Consider the collapse command below.
collapse price
+---------+
| price |
|---------|
1. | 6,165.3 |
+---------+
Useful tip: Once collapsed the dataset, you will not have same dataset structure. In this case, you might need to import the dataset again.
collapse price, by(foreign)
+--------------------+
| foreign price |
|--------------------|
1. | Domestic 6,072.4 |
2. | Foreign 6,384.7 |
+--------------------+
collapse (mean)price (max)mpg (min)rep78, by(foreign)
+----------------------------------+
| foreign price mpg rep78 |
|----------------------------------|
1. | Domestic 6,072.4 34 1 |
2. | Foreign 6,384.7 41 3 |
+----------------------------------+
4. preserve & restore
The command preserve preserves the data, guaranteeing that data will be restored after program termination.
The command restore forces a restore of the data now.
This will be useful to seperate a single dataset into multiple data files for analysis.
sysuse auto, clear
preserve
drop make price mpg rep78
save part1_dataset.dta, replace
restore
preserve
collapse (mean)price (mean)mpg, by(foreign)
save part2_dataset.dta, replace
restore
5. append & merge
(i) append
Append is used when you want to combine datasets that contain the same variables, but have different cases, thus, you are adding new rows to the dataset, but the number of columns should remain the same.
When you have two data files, you may want to combine them by stacking them one on top of the other. For example, we have a file containing dataset1 and a file containing dataset2 as shown below.
a) Data 1
input id x y
1 1 2
2 1 2
3 1 2
end
save dataset1, replace
list
+------------+
| id x y |
|------------|
1. | 1 1 2 |
2. | 2 1 2 |
3. | 3 1 2 |
+------------+
b) Data 2
clear
input id y z
1 2 3
2 2 3
3 2 3
end
save dataset2, replace
list
+------------+
| id y z |
|------------|
1. | 1 2 3 |
2. | 2 2 3 |
3. | 3 2 3 |
+------------+
If we wanted to combine these files by stacking them one atop the other, we can use the append command as shown below. While appending datasets, it appends with the same or matched varaibles and others will be shown as missing values.
use dataset1, clear
append using dataset2
We can use the list command to see if this worked correctly.
list
+----------------+
| id x y z |
|----------------|
1. | 1 1 2 . |
2. | 2 1 2 . |
3. | 3 1 2 . |
4. | 1 . 2 3 |
5. | 2 . 2 3 |
6. | 3 . 2 3 |
+----------------+
(ii)
merge
Merging is another way of combining datasets. Where the append command adds rows, or observations, merge adds columns, or variables. Thus, you would use merge when there are the same observations across datasets, with different variables, and you want to combine those datasets into one larger dataset.
Syntax
One-to-one merge on specified key variables
merge 1:1 varlist using filename [, options]

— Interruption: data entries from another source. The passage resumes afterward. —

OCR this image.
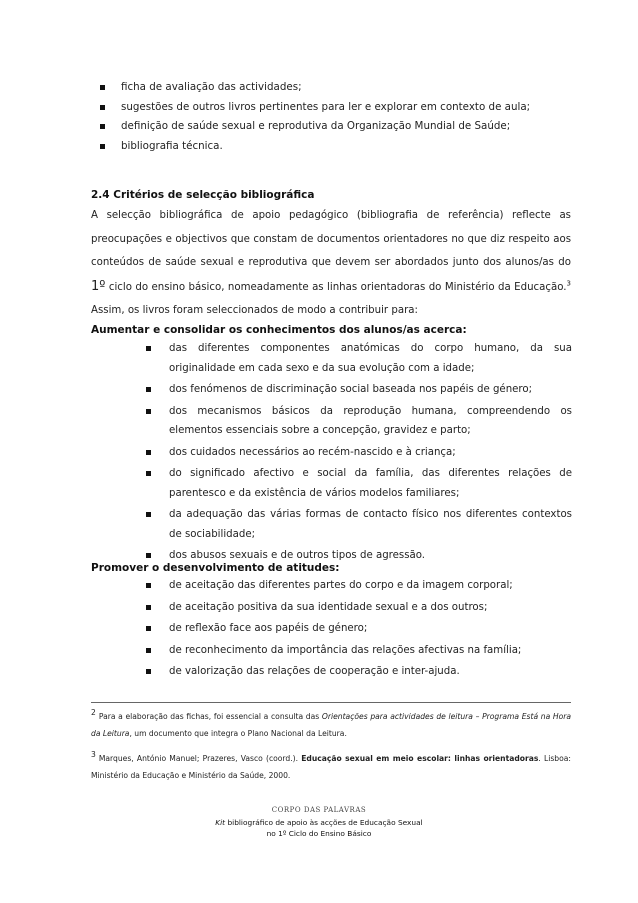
ficha de avaliação das actividades;
sugestões de outros livros pertinentes para ler e explorar em contexto de aula;
definição de saúde sexual e reprodutiva da Organização Mundial de Saúde;
bibliografia técnica.
2.4 Critérios de selecção bibliográfica
A selecção bibliográfica de apoio pedagógico (bibliografia de referência) reflecte as preocupações e objectivos que constam de documentos orientadores no que diz respeito aos conteúdos de saúde sexual e reprodutiva que devem ser abordados junto dos alunos/as do 1º ciclo do ensino básico, nomeadamente as linhas orientadoras do Ministério da Educação.$^3$ Assim, os livros foram seleccionados de modo a contribuir para:
Aumentar e consolidar os conhecimentos dos alunos/as acerca:
das diferentes componentes anatómicas do corpo humano, da sua originalidade em cada sexo e da sua evolução com a idade;
dos fenómenos de discriminação social baseada nos papéis de género;
dos mecanismos básicos da reprodução humana, compreendendo os elementos essenciais sobre a concepção, gravidez e parto;
dos cuidados necessários ao recém-nascido e à criança;
do significado afectivo e social da família, das diferentes relações de parentesco e da existência de vários modelos familiares;
da adequação das várias formas de contacto físico nos diferentes contextos de sociabilidade;
dos abusos sexuais e de outros tipos de agressão.
Promover o desenvolvimento de atitudes:
de aceitação das diferentes partes do corpo e da imagem corporal;
de aceitação positiva da sua identidade sexual e a dos outros;
de reflexão face aos papéis de género;
de reconhecimento da importância das relações afectivas na família;
de valorização das relações de cooperação e inter-ajuda.
2 Para a elaboração das fichas, foi essencial a consulta das Orientações para actividades de leitura – Programa Está na Hora da Leitura, um documento que integra o Plano Nacional da Leitura.
3 Marques, António Manuel; Prazeres, Vasco (coord.). Educação sexual em meio escolar: linhas orientadoras. Lisboa: Ministério da Educação e Ministério da Saúde, 2000.
CORPO DAS PALAVRAS
Kit bibliográfico de apoio às acções de Educação Sexual
no 1º Ciclo do Ensino Básico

Many-to-one merge on specified key variables
merge m:1 varlist using filename [, options]
One-to-many merge on specified key variables
merge 1:m varlist using filename [, options]
(a)
ONE-TO-ONE MERGE (1:1):
A 1-to-1 merge combines datasets that have identifiers for single observations in each dataset. In this type of merge, Stata combines the data based on those identifiers. In the example, we will be using
dataset1 and
dataset2, the variable “id” is unique to each observation, and present in each dataset.
Here is an example of a 1-to-1 merge:
clear
use dataset1, replace
merge 1:1 id using dataset2
list
dataset1 dataset2 merged dataset
+------------+ +------------+ +------------------------------+
| id x y | | id y z | | id x y z _merge |
|------------| + |------------| = |------------------------------|
1. | 1 1 2 | 1. | 1 2 3 | 1. | 1 1 2 3 matched (3) |
2. | 2 1 2 | 2. | 2 2 3 | 2. | 2 1 2 3 matched (3) |
3. | 3 1 2 | 3. | 3 2 3 | 3. | 3 1 2 3 matched (3) |
+------------+ +------------+ +------------------------------+
(b)
MANY-TO-ONE (m:1)
You would use a many-to-1 merge when you have a master dataset that has individual level data and using dataset that contains within-individual level data as well as a unique individual level identifier from the master data. The Stata merge gives this example of adding regional level data to person-level data:
(c)
ONE-TO-MANY (1:m)
The one-to-many merge is simply the reverse of a many-to-one merge. In this case the master dataset would have within-individual level data and the using data would contain individual level data that you want to add to the master dataset. The Stata merge gives another example of adding person-level data, to regional level data:
6. reshape
The reshape command converts the data from wide to long form and vice versa. Before using reshape, you need to determine whether the data are in long or wide form. You also must determine the logical observation (i) and the subobservation (j) by which to organize the data.
Syntax:
long wide
+---------------+ +------------------+
| i j a b | | i a1 a2 b1 b2 |
|---------------| <--- reshape ---> |------------------|
| 1 1 1 2 | | 1 1 3 2 4 |
| 1 2 3 4 | | 2 5 7 6 8 |
| 2 1 5 6 | +------------------+
| 2 2 7 8 |
+---------------+
long to wide: reshape wide a b, i(i) j(j) (j existing variable)
wide to long: reshape long a b, i(i) j(j) (j new variable)